Scientific classification
- Domain: Eukaryota
- Kingdom: Animalia
- Phylum: Arthropoda
- Subphylum: Chelicerata
- Class: Arachnida
- Order: Araneae
- Infraorder: Araneomorphae
- Family: Linyphiidae
- Genus: Dunedinia
- Species: D. denticulata
- Binomial name: Dunedinia denticulata Millidge, 1988

= Dunedinia denticulata =

- Authority: Millidge, 1988
- Conservation status: NT

Species of Arachnida

Dunedinia denticulata is a species of Linyphiidae spider that is endemic to New Zealand.

==Taxonomy==
This species was described in 1988 by Alfred Frank Millidge from female and male specimens.
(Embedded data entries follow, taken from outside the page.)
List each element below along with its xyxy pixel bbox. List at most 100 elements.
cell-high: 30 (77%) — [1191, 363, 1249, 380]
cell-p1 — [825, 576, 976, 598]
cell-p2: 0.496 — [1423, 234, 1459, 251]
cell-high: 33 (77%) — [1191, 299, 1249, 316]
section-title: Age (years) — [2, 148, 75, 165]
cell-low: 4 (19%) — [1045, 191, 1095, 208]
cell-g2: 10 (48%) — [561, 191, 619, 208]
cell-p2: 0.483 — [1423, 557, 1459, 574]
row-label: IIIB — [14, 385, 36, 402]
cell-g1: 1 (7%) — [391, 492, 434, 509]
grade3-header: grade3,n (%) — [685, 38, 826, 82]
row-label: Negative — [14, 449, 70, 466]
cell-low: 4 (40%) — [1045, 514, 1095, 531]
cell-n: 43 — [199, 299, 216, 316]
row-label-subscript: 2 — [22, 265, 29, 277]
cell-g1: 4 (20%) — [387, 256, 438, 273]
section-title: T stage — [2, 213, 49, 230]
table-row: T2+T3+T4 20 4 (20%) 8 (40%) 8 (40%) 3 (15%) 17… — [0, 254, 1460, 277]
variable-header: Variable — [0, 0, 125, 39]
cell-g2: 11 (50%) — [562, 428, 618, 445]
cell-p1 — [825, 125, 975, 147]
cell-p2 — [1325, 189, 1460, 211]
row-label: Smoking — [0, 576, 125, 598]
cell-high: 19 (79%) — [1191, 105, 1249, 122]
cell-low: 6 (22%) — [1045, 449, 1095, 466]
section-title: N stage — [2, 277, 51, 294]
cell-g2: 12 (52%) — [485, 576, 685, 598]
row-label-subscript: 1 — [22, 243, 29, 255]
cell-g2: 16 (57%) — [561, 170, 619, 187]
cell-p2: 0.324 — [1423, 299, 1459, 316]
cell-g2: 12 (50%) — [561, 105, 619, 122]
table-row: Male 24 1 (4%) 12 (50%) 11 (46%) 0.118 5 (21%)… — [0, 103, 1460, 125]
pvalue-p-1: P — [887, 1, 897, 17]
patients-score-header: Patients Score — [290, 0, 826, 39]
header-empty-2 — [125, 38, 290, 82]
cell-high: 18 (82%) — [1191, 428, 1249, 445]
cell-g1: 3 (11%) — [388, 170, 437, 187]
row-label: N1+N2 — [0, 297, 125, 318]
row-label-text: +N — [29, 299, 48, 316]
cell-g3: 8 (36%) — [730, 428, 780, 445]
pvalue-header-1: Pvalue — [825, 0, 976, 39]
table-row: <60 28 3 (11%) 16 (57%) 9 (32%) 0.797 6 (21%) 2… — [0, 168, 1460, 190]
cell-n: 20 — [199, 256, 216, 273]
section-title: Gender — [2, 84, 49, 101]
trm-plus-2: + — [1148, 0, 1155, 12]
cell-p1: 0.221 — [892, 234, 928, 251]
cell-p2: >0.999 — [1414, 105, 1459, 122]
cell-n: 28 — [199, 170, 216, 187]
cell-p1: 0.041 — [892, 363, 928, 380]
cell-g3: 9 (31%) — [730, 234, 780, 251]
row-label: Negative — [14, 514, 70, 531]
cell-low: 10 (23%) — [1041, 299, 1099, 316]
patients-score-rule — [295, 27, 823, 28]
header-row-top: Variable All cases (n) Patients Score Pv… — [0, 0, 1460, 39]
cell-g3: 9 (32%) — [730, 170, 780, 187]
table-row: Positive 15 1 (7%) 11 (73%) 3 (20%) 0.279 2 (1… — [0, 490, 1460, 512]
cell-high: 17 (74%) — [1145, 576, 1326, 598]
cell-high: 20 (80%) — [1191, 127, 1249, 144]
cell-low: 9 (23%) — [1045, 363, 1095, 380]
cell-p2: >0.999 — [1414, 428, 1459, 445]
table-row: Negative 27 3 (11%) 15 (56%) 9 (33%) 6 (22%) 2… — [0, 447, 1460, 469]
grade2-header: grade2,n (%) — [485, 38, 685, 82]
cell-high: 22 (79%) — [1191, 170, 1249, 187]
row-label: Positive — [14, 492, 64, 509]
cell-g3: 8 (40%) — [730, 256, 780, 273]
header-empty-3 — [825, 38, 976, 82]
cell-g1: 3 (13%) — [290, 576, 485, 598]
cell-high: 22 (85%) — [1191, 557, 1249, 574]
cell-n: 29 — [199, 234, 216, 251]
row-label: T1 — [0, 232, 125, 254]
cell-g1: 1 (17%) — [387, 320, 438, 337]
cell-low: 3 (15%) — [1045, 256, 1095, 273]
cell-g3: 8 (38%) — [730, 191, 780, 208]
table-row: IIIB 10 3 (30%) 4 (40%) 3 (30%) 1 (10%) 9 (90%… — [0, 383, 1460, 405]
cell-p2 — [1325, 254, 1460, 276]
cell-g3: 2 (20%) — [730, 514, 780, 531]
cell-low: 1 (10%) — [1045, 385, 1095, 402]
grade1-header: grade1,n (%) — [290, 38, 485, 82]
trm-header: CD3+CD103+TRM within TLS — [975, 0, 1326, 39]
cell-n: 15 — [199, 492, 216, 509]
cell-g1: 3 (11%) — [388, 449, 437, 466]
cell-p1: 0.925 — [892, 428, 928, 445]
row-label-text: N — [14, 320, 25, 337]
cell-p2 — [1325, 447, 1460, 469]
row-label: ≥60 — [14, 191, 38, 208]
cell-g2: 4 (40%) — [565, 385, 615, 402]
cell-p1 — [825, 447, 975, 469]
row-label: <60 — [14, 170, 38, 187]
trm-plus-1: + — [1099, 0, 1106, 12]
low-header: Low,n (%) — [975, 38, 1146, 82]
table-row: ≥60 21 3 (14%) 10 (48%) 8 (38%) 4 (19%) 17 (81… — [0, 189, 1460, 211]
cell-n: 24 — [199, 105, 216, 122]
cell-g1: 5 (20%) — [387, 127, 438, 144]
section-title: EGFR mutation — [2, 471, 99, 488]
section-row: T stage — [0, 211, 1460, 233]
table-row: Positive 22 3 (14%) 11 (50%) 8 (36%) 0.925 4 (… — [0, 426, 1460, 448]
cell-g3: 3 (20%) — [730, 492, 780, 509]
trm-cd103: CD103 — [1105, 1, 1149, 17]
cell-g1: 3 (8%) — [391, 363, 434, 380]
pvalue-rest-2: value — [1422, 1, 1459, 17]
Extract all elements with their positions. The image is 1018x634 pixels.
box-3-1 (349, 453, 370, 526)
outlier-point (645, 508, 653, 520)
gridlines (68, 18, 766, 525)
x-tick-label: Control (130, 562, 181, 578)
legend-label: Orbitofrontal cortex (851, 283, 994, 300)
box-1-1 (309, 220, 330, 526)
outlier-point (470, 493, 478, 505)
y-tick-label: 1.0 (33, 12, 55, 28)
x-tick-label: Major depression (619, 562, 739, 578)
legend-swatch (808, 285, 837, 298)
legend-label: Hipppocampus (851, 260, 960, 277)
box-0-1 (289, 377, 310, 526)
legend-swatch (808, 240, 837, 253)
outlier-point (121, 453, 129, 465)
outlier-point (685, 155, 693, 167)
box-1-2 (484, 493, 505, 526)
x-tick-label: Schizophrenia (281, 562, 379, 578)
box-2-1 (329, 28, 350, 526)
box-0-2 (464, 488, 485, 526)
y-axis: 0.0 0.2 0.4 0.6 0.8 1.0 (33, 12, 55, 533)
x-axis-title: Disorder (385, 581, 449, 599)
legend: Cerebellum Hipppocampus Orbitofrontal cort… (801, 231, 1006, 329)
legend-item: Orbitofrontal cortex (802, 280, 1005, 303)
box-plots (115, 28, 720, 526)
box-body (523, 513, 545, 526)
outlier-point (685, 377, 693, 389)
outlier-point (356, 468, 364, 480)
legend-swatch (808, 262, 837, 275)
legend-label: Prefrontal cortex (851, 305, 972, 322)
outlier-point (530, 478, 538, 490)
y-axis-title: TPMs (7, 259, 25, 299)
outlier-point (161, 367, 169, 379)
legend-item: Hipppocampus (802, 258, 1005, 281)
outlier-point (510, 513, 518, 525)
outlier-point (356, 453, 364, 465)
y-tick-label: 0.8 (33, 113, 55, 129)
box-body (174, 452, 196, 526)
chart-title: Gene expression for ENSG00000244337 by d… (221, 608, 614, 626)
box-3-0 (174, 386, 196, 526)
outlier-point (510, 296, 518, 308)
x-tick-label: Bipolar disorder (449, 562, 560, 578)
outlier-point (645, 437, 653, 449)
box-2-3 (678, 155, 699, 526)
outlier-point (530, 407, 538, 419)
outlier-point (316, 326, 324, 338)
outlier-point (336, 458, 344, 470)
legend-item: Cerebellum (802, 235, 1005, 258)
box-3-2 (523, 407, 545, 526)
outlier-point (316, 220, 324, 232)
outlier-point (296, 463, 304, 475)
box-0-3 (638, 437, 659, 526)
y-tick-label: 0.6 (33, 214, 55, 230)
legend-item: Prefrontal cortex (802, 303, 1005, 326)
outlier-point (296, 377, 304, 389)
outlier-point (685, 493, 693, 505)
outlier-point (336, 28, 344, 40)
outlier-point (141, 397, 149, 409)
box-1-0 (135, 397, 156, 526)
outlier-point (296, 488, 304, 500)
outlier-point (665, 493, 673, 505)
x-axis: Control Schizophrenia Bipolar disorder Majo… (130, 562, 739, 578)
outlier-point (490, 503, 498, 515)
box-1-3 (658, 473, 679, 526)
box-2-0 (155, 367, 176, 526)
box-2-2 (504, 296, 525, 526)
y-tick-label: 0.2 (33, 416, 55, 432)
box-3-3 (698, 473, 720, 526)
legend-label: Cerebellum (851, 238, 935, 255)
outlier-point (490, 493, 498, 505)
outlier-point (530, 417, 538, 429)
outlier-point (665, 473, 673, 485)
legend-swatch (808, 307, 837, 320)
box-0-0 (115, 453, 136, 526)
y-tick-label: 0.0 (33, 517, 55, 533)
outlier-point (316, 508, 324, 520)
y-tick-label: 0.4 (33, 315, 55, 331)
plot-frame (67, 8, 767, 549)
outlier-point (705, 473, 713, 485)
The holotype is stored in the New Zealand Arthropod Collection under registration number NZAC03014970.

==Description==
The female is recorded at 1.75-1.90mm in length whereas the male is 1.6-2.0mm. This species has a pale brown to brown carapace, brown legs with dark bands. The abdomen is grey to black with a chevron pattern dorsally.

==Distribution==
This species is known from throughout New Zealand, including Three Kings Islands.

==Conservation status==
Under the New Zealand Threat Classification System, this species is listed as "Not Threatened".